Jinyoung Lee Englund, a spokesperson for the Bitcoin Foundation - a trade group promoting the adoption of the digital currency, confirmed the news and said the resignation was effective immediately.
The resignation follows a number of technical issues, including a massive cyber attack from unknown sources that has been spamming bitcoin exchanges.
Earlier in February, Mt. Gox, the best-known digital marketplace operator, said it is halting withdrawals indefinitely after it detected “unusual activity.”
Following the halting, the foundation’s chief scientist Gavin Andresen defended the currency and criticized Mt. Gox, saying the problem was with exchange, not Bitcoin.
“The issues that Mt. Gox has been experiencing are due to an unfortunate interaction between Mt. Gox’s implementation of their highly customized wallet software, their customer support procedures, and their unpreparedness for transaction malleability, a technical detail that allows changes to the way transactions are identified,” Andresen said in a statement on the Foundation’s blog on Feb. 10.
Tokyo-based Mt. Gox was a founding member and one of three elected industry representatives on the board of the Bitcoin Foundation.
Mt. Gox was not immediately available to comment on the news, which was earlier reported by the Wall Street Journal.

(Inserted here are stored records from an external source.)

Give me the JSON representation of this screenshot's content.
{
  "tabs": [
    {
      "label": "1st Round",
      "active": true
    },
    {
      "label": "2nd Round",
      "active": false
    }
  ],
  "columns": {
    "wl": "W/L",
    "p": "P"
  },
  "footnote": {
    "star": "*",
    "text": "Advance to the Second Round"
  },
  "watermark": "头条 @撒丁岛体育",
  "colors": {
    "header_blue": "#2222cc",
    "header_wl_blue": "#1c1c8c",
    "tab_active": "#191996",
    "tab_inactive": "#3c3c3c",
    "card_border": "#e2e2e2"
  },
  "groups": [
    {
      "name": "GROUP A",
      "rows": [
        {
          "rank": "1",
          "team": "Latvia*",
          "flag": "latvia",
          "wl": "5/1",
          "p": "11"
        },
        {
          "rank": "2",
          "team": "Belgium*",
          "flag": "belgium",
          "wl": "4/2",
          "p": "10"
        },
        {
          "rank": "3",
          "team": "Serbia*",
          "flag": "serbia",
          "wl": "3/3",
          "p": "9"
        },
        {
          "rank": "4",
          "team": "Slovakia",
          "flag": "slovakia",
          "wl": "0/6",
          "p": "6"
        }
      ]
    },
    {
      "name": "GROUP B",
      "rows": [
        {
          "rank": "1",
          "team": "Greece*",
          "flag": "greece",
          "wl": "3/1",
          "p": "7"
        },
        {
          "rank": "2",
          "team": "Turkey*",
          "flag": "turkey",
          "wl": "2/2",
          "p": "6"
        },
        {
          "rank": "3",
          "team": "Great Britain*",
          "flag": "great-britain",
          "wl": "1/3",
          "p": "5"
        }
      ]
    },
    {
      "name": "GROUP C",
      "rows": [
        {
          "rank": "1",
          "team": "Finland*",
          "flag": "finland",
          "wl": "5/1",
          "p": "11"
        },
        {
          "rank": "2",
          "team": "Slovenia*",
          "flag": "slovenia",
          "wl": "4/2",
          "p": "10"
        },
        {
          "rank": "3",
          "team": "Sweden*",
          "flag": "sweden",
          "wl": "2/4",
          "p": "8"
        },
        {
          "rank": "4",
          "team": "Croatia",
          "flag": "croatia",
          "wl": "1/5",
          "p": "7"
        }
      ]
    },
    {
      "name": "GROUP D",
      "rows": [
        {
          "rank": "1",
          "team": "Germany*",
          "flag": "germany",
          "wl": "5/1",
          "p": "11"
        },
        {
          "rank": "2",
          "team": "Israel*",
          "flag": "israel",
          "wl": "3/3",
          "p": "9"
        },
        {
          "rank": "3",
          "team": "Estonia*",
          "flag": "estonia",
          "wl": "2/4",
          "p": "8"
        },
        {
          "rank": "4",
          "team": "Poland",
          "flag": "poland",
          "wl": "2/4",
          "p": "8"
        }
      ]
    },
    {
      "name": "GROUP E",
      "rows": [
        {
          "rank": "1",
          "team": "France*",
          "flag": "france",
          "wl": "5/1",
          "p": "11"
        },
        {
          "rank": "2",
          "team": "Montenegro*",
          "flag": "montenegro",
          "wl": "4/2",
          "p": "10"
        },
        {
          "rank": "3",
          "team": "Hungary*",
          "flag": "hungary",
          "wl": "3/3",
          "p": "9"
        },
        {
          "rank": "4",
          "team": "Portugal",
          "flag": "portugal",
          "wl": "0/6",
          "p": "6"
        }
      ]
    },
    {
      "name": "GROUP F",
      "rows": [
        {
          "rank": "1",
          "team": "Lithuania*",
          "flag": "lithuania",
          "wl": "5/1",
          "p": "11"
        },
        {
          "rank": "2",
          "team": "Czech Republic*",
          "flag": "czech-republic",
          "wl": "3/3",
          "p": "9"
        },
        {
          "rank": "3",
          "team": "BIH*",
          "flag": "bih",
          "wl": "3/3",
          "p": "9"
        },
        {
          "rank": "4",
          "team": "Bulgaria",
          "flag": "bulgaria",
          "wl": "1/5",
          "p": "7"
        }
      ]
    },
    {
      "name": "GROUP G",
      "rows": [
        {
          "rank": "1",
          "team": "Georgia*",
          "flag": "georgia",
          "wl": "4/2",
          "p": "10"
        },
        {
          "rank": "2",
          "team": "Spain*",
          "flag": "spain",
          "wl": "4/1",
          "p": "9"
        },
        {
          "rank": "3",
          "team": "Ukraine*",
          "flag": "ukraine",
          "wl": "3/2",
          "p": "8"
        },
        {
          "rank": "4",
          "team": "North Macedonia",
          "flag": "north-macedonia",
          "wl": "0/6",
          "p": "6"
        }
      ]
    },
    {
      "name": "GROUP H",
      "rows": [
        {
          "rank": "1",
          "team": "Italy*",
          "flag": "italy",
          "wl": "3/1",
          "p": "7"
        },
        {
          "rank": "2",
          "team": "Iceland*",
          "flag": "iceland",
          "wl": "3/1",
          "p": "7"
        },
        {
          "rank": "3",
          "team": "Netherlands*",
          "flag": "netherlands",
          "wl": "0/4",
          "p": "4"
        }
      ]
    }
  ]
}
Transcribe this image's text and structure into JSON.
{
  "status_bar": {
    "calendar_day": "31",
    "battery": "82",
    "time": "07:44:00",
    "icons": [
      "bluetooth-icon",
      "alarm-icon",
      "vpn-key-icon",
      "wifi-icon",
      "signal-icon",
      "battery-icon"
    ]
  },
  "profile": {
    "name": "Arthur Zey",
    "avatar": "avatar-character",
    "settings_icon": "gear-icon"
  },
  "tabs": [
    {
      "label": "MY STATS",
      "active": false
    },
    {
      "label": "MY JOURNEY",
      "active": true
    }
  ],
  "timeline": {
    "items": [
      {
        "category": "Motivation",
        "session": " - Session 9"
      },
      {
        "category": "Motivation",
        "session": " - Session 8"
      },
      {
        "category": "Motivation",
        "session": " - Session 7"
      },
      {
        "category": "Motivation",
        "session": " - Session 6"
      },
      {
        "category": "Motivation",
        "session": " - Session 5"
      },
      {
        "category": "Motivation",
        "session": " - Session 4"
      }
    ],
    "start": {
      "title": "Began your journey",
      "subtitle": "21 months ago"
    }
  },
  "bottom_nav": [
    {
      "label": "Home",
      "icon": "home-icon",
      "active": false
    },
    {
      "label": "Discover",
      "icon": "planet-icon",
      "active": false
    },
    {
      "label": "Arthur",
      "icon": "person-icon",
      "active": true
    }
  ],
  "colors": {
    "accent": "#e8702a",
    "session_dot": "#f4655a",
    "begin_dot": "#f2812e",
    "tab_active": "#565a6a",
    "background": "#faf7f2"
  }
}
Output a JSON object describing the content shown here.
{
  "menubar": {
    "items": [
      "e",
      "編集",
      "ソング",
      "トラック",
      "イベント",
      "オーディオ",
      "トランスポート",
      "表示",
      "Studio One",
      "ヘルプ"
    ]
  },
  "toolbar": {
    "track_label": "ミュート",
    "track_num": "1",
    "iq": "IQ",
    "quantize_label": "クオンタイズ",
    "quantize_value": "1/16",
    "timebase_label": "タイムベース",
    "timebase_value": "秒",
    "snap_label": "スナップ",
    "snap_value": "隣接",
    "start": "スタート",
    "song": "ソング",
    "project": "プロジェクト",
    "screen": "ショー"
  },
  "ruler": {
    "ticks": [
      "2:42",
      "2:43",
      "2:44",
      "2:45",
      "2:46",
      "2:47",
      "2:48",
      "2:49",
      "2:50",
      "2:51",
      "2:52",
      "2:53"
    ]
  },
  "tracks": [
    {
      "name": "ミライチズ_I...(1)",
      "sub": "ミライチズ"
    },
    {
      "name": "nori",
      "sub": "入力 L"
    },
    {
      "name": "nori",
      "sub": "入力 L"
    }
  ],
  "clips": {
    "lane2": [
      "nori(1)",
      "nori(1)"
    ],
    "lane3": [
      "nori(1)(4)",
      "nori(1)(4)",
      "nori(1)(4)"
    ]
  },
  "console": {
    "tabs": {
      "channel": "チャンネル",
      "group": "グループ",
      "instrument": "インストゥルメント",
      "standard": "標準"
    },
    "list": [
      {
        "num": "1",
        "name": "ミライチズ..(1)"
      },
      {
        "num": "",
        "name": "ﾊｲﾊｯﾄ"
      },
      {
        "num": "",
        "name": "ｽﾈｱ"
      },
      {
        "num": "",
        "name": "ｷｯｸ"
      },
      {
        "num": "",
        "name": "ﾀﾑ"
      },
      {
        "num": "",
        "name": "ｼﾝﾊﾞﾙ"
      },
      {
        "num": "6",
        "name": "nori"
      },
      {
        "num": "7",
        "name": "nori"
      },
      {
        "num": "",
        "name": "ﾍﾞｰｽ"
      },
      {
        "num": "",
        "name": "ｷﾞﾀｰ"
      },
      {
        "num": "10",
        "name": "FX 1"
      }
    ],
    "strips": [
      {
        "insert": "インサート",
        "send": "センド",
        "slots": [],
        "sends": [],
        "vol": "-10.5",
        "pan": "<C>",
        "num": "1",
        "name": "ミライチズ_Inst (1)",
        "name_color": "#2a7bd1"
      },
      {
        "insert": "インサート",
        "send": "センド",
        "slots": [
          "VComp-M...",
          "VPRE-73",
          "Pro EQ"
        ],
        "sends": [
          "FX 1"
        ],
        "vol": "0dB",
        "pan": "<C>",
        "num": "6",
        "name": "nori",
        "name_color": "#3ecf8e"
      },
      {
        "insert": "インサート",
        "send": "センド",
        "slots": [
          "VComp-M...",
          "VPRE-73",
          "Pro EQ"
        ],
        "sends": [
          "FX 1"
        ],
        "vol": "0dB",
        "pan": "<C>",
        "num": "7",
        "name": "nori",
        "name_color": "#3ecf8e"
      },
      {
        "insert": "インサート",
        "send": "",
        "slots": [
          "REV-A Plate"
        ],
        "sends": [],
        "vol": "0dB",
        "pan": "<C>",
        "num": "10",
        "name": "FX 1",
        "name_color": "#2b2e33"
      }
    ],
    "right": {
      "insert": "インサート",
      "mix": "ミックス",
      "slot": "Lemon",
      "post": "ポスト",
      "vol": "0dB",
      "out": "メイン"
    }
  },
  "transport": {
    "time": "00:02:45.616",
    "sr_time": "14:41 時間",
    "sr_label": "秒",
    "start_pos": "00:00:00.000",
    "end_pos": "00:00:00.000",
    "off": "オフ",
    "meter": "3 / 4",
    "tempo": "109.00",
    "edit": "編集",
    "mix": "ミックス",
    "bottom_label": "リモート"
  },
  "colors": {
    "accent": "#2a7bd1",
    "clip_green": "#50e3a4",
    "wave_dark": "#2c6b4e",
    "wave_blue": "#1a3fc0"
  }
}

Charles Shrem, another prominent member of the Bitcoin Foundation, resigned earlier this year after being arrested in connection with an alleged drug scheme involving his bitcoin currency exchange.
Bitcoin prices have been falling fast after Mt. Gox said a “bug in the bitcoin software” could allow transaction details to be altered.
Bitcoin is a decentralized digital system of value transfers that is not governed by any central bank, company or government.
No assets back the bitcoin, whose value has fluctuated widely as its visibility has increased. Last September, a bitcoin was worth around $150. By late December the value was near the $1,000 mark.
Mt. Gox bitcoins traded at about $232 in Monday trading in Tokyo, while the Bitstamp index bitcoin traded at around $568.